Seorang warga lain telah menerima surat anonim dalam beberapa pekan terakhir yang menyerangnya karena mendukung Trump, kata Allen, sambil mendorong kartu pos di mejanya dengan gambar kartun Trump dengan ekor dan tanduk berduri.
“Sepertinya hal itu membuat pekerjaan saya semakin sulit,” kata Allen. “Dan hal ini membuat pekerjaan petugas saya lebih sulit. Pekerjaan mereka cukup sulit untuk melakukan hal-hal yang mereka hadapi.”
Warga Algoma mengatakan, mereka terbiasa berhati-hati dalam menghadapi perbedaan politik, cara hidup di tempat yang terpecah belah. Ini adalah salah satu dari setidaknya 26 kota di Wisconsin dengan 1000 penduduk atau lebih di mana pemilihan presiden tahun 2020 terbagi dengan kurang dari 25 suara.
“Ini adalah komunitas yang sangat kecil, dimana semua orang peduli terhadap semua orang, apapun keyakinan politik Anda,” kata Erin Mueller, pegawai kota. “Semua orang akan duduk di meja yang sama dan minum dari teko kopi yang sama.”
Kelompok kopi reguler yang dipandu oleh Dusty Moore berkumpul di garasinya di Algoma Jumat lalu, duduk melingkar di samping mobil antiknya yang berkilauan.
Mereka adalah kelompok yang beragam secara politik: George Davies, 83, seorang pendukung Trump yang tinggal di Arizona hampir sepanjang tahun; Melanie Shaw, 54, seorang independen yang memilih Harris; Rick Basken, 43, seorang pendukung Harris yang bekerja di bidang real estate; dan Joel Krautkramer, 65, pensiunan tukang listrik yang ingin memilih namun masih ragu-ragu.
Shaw mengatakan bahwa ketika kelompok itu baru-baru ini berkumpul di luar, dia melihat apa yang dikenakan Moore – topi “pria putih untuk Harris” – dan mulai khawatir.
“Saya duduk di sini dan berpikir, apakah kita berada di jalan yang banyak pendukung Trump?” katanya. “Sepertinya kita berada di area terbuka. Apakah kita akan tertembak atau apa?”

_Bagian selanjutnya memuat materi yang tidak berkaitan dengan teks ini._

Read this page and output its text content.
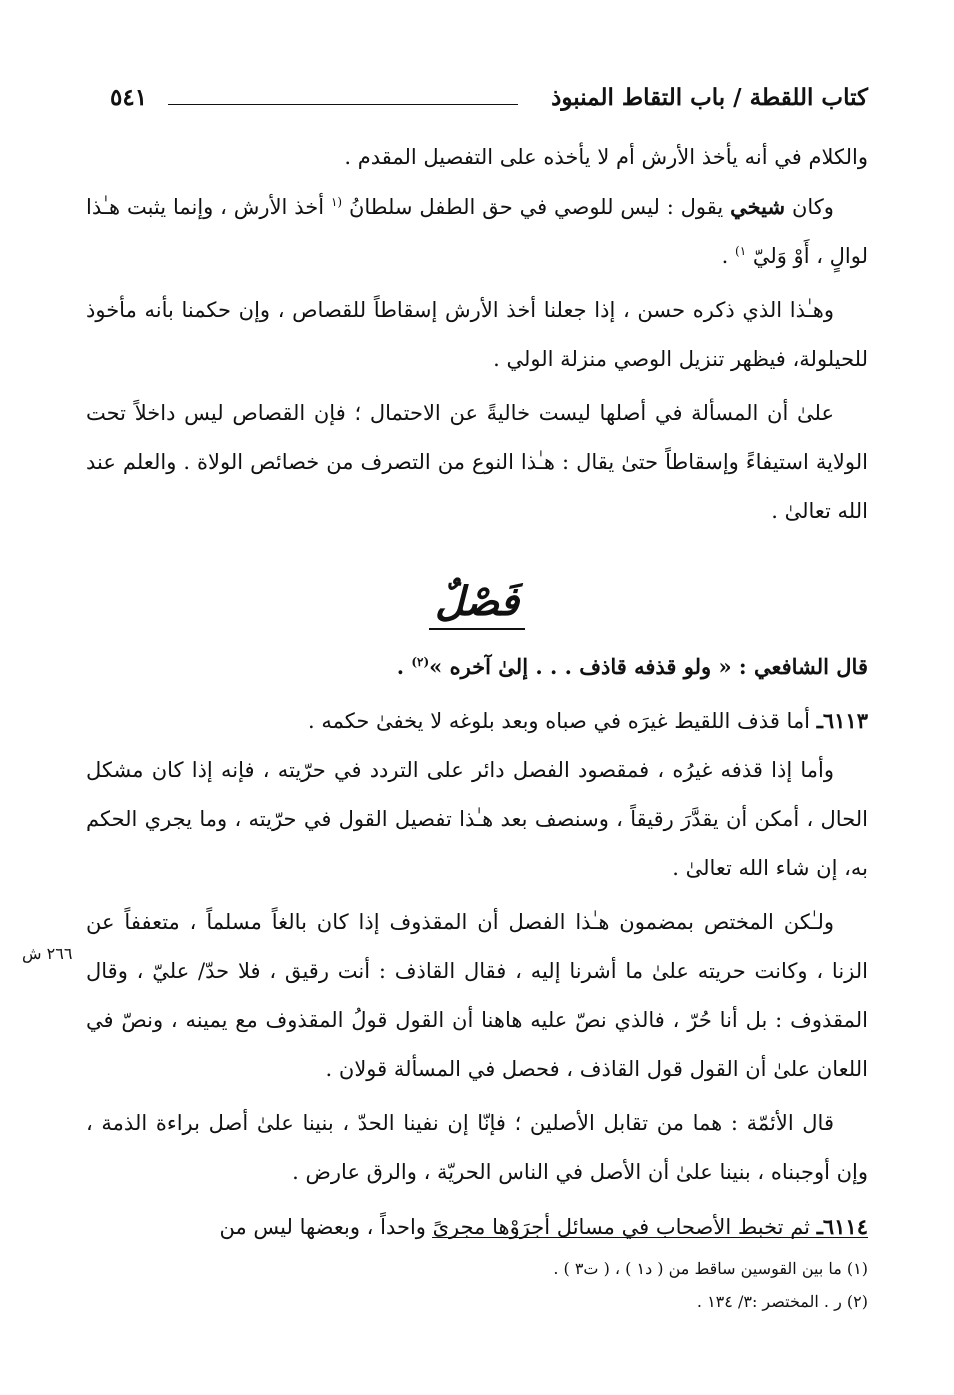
كتاب اللقطة / باب التقاط المنبوذ
٥٤١

والكلام في أنه يأخذ الأرش أم لا يأخذه على التفصيل المقدم .

وكان شيخي يقول : ليس للوصي في حق الطفل سلطانُ $^{(١}$ أخذ الأرش ، وإنما يثبت هـٰذا لوالٍ ، أَوْ وَليّ $^{١)}$ .

وهـٰذا الذي ذكره حسن ، إذا جعلنا أخذ الأرش إسقاطاً للقصاص ، وإن حكمنا بأنه مأخوذ للحيلولة، فيظهر تنزيل الوصي منزلة الولي .

علىٰ أن المسألة في أصلها ليست خاليةً عن الاحتمال ؛ فإن القصاص ليس داخلاً تحت الولاية استيفاءً وإسقاطاً حتىٰ يقال : هـٰذا النوع من التصرف من خصائص الولاة . والعلم عند الله تعالىٰ .

فَصْلٌ

قال الشافعي : « ولو قذفه قاذف . . . إلىٰ آخره »$^{(٢)}$ .

٦١١٣ـ أما قذف اللقيط غيرَه في صباه وبعد بلوغه لا يخفىٰ حكمه .

وأما إذا قذفه غيرُه ، فمقصود الفصل دائر على التردد في حرّيته ، فإنه إذا كان مشكل الحال ، أمكن أن يقدَّرَ رقيقاً ، وسنصف بعد هـٰذا تفصيل القول في حرّيته ، وما يجري الحكم به، إن شاء الله تعالىٰ .

ولـٰكن المختص بمضمون هـٰذا الفصل أن المقذوف إذا كان بالغاً مسلماً ، متعففاً عن الزنا ، وكانت حريته علىٰ ما أشرنا إليه ، فقال القاذف : أنت رقيق ، فلا حدّ/ عليّ ، وقال المقذوف : بل أنا حُرّ ، فالذي نصّ عليه هاهنا أن القول قولُ المقذوف مع يمينه ، ونصّ في اللعان علىٰ أن القول قول القاذف ، فحصل في المسألة قولان .

قال الأئمّة : هما من تقابل الأصلين ؛ فإنّا إن نفينا الحدّ ، بنينا علىٰ أصل براءة الذمة ، وإن أوجبناه ، بنينا علىٰ أن الأصل في الناس الحريّة ، والرق عارض .

٦١١٤ـ ثم تخبط الأصحاب في مسائل أجرَوْها مجرىً واحداً ، وبعضها ليس من

٢٦٦ ش
(١) ما بين القوسين ساقط من ( د١ ) ، ( ت٣ ) .
(٢) ر . المختصر :٣/ ١٣٤ .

Beberapa blok jauhnya, di tempat yang oleh penduduk setempat disebut sebagai “sudut gila”, para tetangga terjebak dalam kebuntuan sejak insiden awal bulan ini.
Bridges, yang menelepon polisi tentang Paul, tetangganya yang mendukung Trump, mengatakan bahwa dia telah menutup tirai di ruang tamunya, sehingga dia tidak dapat melihat ke dalam.

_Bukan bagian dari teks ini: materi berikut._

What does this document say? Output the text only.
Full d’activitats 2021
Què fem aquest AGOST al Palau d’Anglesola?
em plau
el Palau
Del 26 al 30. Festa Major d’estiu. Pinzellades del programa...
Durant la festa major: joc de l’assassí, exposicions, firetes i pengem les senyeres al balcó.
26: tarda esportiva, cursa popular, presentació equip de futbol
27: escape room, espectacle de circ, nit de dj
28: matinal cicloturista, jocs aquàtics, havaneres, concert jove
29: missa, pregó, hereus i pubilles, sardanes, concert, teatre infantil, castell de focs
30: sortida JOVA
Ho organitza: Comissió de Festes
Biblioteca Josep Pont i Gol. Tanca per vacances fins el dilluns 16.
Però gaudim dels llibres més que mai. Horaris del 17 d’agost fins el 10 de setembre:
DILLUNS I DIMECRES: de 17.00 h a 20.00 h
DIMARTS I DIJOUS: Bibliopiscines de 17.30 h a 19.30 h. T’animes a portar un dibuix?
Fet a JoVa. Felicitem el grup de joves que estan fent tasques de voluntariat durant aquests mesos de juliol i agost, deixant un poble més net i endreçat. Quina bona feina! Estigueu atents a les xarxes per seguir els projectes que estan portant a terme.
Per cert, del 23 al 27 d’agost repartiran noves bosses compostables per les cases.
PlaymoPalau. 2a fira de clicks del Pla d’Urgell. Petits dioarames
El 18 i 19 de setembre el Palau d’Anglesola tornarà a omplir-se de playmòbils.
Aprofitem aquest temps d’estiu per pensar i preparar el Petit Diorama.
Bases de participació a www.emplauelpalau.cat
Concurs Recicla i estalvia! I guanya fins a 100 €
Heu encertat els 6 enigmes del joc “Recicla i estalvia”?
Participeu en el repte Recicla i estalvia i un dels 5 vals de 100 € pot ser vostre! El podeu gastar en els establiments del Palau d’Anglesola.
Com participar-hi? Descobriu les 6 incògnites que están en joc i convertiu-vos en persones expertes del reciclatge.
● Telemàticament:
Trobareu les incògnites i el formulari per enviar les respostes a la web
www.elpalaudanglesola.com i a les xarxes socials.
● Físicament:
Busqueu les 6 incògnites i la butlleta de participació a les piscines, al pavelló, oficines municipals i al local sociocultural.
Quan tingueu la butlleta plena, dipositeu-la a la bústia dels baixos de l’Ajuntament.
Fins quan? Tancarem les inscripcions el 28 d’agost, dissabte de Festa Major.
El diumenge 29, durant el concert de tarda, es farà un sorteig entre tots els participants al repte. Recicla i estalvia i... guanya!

“Dia menelepon saya dengan banyak hal yang benar-benar tidak masuk akal,” katanya dalam sebuah wawancara dari halaman belakang rumahnya, sebuah lokasi yang dipilih agar tidak terlihat oleh Paul. “Sekarang, saya menghindarinya seperti wabah.”
Paul, yang pensiun dari pekerjaan manufaktur dan suka mengenakan setelan Trump dan berbaris di parade kota, mengakui bahwa dia membentaknya.

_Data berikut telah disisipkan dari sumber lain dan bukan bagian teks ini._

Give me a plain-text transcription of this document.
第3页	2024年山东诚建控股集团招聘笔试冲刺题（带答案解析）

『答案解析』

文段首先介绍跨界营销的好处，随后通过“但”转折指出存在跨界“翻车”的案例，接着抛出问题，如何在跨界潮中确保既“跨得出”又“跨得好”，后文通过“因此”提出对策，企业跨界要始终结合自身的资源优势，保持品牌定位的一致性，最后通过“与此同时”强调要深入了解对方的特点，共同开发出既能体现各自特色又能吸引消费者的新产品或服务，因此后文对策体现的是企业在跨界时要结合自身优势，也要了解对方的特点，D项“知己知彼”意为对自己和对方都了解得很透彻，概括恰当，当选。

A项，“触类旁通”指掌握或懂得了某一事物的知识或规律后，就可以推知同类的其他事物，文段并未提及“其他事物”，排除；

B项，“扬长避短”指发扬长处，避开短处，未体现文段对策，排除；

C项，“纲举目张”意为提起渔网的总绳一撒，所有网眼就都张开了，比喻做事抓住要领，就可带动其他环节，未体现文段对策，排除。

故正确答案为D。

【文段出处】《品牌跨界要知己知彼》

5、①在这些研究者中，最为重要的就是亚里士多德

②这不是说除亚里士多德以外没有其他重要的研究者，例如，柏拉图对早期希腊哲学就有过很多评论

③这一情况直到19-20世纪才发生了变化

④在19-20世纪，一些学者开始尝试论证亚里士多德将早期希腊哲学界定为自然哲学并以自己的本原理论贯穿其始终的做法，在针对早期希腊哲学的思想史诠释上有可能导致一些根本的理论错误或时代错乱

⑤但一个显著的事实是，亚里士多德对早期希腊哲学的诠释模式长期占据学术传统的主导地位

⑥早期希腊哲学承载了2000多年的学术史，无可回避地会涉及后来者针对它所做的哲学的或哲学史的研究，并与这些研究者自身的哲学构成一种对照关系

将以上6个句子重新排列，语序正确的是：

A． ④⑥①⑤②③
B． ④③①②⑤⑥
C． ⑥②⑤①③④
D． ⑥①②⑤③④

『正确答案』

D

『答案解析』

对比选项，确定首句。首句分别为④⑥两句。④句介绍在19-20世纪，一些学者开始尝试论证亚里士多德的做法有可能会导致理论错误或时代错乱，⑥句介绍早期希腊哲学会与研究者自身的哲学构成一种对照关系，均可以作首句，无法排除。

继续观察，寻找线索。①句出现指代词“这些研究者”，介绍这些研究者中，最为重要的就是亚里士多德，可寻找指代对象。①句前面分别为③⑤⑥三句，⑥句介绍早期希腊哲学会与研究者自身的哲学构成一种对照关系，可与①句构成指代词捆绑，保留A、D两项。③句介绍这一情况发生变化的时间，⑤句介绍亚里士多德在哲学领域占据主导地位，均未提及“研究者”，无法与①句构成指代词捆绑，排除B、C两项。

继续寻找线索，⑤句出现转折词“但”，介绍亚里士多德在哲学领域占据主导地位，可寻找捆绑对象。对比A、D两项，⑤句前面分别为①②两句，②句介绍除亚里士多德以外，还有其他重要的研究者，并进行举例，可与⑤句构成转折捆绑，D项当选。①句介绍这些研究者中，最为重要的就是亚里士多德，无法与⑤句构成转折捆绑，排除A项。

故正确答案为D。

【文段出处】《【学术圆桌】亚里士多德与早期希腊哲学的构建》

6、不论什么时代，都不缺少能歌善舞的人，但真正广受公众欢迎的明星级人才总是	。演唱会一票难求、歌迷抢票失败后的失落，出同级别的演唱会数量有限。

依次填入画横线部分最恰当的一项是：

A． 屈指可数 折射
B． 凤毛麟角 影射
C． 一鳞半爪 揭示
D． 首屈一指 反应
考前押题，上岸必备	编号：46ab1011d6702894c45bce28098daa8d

Tapi dia mengatakan segala macam hal buruk tentang dia di postingan Facebook, katanya sambil berdiri di teras depan rumahnya, yang dihiasi dengan tanda Trump dan spanduk bertuliskan “Kamala Harris idiot.”
Paul gugup dengan pemilihan presiden. Pengendara yang melintas terus membunyikan klakson dan mengacungkan jari tengah. Beberapa orang berteriak bahwa dia pengkhianat, atau pecundang. Bagaimana separuh penduduk kota ini bisa memilih Harris, tanyanya, padahal Harris ingin tetap melegalkan aborsi dan mengizinkan imigran masuk ke Amerika Serikat?
Dia mungkin meninggalkan Algoma sama sekali, tergantung pada hasil pemilu. Ini adalah kota yang sedang sekarat, katanya, penuh dengan orang-orang tua dan terlalu bergantung pada pariwisata.
Dan Paul tidak tahu mengapa orang-orang di seberang jalan yang memiliki tanda Harris begitu marah padanya.
“Saya tidak punya masalah dengan tetangga saya,” katanya. “Sebenarnya tidak.”